Minority shareholders in Barrick will now receive 0.168 new Barrick shares for each share held.

The new offer is a premium of 53.5% to the closing price of 155p a share on May 20, the day prior to the first announcement of a possible offer. The bid is also a premium of 24.2% to the closing price of Acacia of 187p a share on Thursday.

Barrick, which owns 63.9% of Acacia, previously tried to buy minority shareholders in its troubled Africa unit at no premium, with a bid of 193p a share, but Acacia insisted that it is worth 271p a share.

With the new offer, it appears that the parties have met each other halfway. Acacia’s stock shot up 19% to 222p a share in London on Friday morning.

The companies also announced that Barrick would sell Acacia’s exploration properties over the next two years, with net proceeds to be paid to Acacia shareholders.

Acacia said on Friday that the new offer was not only considered fair, but would also allow Barrick to finalise the terms of a settlement agreement with the government of Tanzania.

“It is also an attractive solution for the company’s other key stakeholders, as it may enable Barrick to finalise the terms of a settlement with the government of Tanzania, thereby resolving the long-running disputes and potentially allowing the Acacia group’s Tanzanian business, and its employees in Tanzania, who have provided exceptional and unstinting support in continuing operations in country, to return to a normalised operating environment,” a statement noted.

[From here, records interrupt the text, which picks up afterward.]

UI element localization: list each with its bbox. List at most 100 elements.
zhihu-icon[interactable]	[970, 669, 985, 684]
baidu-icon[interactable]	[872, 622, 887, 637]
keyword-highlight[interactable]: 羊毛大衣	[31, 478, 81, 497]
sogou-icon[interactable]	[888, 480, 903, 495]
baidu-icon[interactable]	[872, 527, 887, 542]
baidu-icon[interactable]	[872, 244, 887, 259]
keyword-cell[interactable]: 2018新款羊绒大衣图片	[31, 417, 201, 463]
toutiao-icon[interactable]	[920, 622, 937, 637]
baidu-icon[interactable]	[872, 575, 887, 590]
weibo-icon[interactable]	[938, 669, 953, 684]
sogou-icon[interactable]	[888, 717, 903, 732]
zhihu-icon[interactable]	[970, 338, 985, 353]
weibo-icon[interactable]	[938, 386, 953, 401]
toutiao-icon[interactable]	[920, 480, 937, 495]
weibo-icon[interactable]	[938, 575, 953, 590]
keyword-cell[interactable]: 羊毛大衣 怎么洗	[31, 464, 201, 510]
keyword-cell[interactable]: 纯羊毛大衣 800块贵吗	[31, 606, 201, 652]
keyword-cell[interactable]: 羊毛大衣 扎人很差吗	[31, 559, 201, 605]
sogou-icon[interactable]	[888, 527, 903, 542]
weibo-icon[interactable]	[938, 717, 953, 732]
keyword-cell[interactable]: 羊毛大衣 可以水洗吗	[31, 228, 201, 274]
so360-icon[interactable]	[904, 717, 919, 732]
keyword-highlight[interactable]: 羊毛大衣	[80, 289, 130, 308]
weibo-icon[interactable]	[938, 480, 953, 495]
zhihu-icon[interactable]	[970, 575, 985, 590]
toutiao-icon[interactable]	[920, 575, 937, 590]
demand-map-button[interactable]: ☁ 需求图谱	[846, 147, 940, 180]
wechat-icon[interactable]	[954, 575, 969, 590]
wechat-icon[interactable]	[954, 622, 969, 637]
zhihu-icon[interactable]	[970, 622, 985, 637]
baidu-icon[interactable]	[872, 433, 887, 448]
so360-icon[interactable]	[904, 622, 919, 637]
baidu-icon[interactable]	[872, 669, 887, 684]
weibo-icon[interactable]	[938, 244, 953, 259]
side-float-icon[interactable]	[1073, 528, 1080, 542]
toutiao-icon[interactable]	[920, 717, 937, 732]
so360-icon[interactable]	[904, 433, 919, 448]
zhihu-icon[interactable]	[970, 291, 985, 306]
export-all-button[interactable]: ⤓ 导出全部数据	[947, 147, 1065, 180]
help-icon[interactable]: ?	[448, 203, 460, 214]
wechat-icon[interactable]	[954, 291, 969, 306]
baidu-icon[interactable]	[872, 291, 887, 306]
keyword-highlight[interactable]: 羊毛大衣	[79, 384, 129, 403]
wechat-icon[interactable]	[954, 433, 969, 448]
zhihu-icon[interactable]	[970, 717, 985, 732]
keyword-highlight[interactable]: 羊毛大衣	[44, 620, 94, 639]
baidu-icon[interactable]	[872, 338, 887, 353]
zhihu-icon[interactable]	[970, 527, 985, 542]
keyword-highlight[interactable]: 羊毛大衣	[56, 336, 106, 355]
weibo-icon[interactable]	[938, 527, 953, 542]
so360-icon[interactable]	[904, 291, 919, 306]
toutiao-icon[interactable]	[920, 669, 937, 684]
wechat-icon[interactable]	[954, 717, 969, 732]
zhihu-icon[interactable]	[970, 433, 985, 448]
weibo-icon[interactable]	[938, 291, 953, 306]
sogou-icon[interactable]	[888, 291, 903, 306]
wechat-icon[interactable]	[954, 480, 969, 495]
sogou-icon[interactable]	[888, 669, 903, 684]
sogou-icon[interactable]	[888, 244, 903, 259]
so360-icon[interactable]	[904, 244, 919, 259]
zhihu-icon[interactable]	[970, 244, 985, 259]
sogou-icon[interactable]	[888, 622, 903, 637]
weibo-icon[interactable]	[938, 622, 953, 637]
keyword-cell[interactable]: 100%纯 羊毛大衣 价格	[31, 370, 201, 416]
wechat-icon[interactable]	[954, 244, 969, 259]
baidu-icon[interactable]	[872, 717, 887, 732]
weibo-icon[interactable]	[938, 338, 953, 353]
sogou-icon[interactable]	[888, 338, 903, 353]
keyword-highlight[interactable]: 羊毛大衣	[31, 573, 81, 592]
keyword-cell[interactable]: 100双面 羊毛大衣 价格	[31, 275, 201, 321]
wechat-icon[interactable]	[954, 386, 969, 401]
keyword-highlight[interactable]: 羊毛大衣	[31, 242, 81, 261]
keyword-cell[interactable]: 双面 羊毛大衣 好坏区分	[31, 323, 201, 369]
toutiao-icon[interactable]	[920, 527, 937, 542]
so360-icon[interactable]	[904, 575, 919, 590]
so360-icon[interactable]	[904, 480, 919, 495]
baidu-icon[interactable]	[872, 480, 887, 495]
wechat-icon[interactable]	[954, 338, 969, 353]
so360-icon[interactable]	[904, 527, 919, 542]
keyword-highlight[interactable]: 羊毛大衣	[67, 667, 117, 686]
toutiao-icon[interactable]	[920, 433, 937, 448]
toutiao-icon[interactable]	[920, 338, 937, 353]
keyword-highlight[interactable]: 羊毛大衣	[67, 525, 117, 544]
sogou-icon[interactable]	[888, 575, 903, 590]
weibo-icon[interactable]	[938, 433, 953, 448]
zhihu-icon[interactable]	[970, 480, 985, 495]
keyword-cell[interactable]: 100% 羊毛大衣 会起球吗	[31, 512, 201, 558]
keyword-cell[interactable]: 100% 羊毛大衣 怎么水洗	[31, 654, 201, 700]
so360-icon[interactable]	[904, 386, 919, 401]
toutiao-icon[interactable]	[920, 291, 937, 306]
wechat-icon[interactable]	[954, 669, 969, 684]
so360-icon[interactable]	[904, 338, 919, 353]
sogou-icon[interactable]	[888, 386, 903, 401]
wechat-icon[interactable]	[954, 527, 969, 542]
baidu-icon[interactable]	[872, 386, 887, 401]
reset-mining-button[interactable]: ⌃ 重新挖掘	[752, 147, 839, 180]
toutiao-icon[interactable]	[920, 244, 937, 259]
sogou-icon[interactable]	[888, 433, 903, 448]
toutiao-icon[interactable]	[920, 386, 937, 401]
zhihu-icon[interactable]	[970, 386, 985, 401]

Acacia is facing significant trouble in Tanzania, where an export ban on metallic mineral concentrates in March 2017 had forced the miner to put Bulyanhulu mine on reduced operations. In addition, there are numerous ongoing unresolved disputes between the Tanzania government and Acacia, including disputes in relation to tax, environmental and criminal matters. Acacia was handed a $190-billion tax bill in Tanzania, which had been reduced to $300-million under a 2017 agreement.

As majority shareholder, Barrick had taken charge of negotiations with the government of Tanzania to reach a resolution on various disputes. Acacia was not permitted to participate in discussions and was not involved in negotiating terms.

In May, discussions between Barrick and the government advanced to a point where draft transaction documents for a possible settlement had been extensively negotiated and initialled by the government.

The key principle of the draft agreement is that the government and Acacia’s Tanzanian mine operating subsidiaries will share the economic benefits derived from the mines on a 50:50 basis, based on the life-of-mine plans. The documents also provide for a $300-million payment by the Acacia group for the full, final and comprehensive settlement of all existing disputes between the government and the mining company.

Earlier this week, the North Mara mine had been issued no export letter and a prohibition notice, ordering it to stop using the tailings storage facility. This forced the mine to stop gold production.

“Considering the impending loss of the ability of Acacia to produce gold and operate the mine at North Mara, the Acacia group’s cash flow from operations will be adversely impacted and the Acacia group will be required to meet its on-going working capital requirements and other financial obligations from its existing cash balance. This position is not sustainable and the liquidity of the company will be constrained in the absence of a resolution,” the Acacia statement said.

It is hoped that with the buyout, Barrick would be able to preserve the value of Acacia’s assets.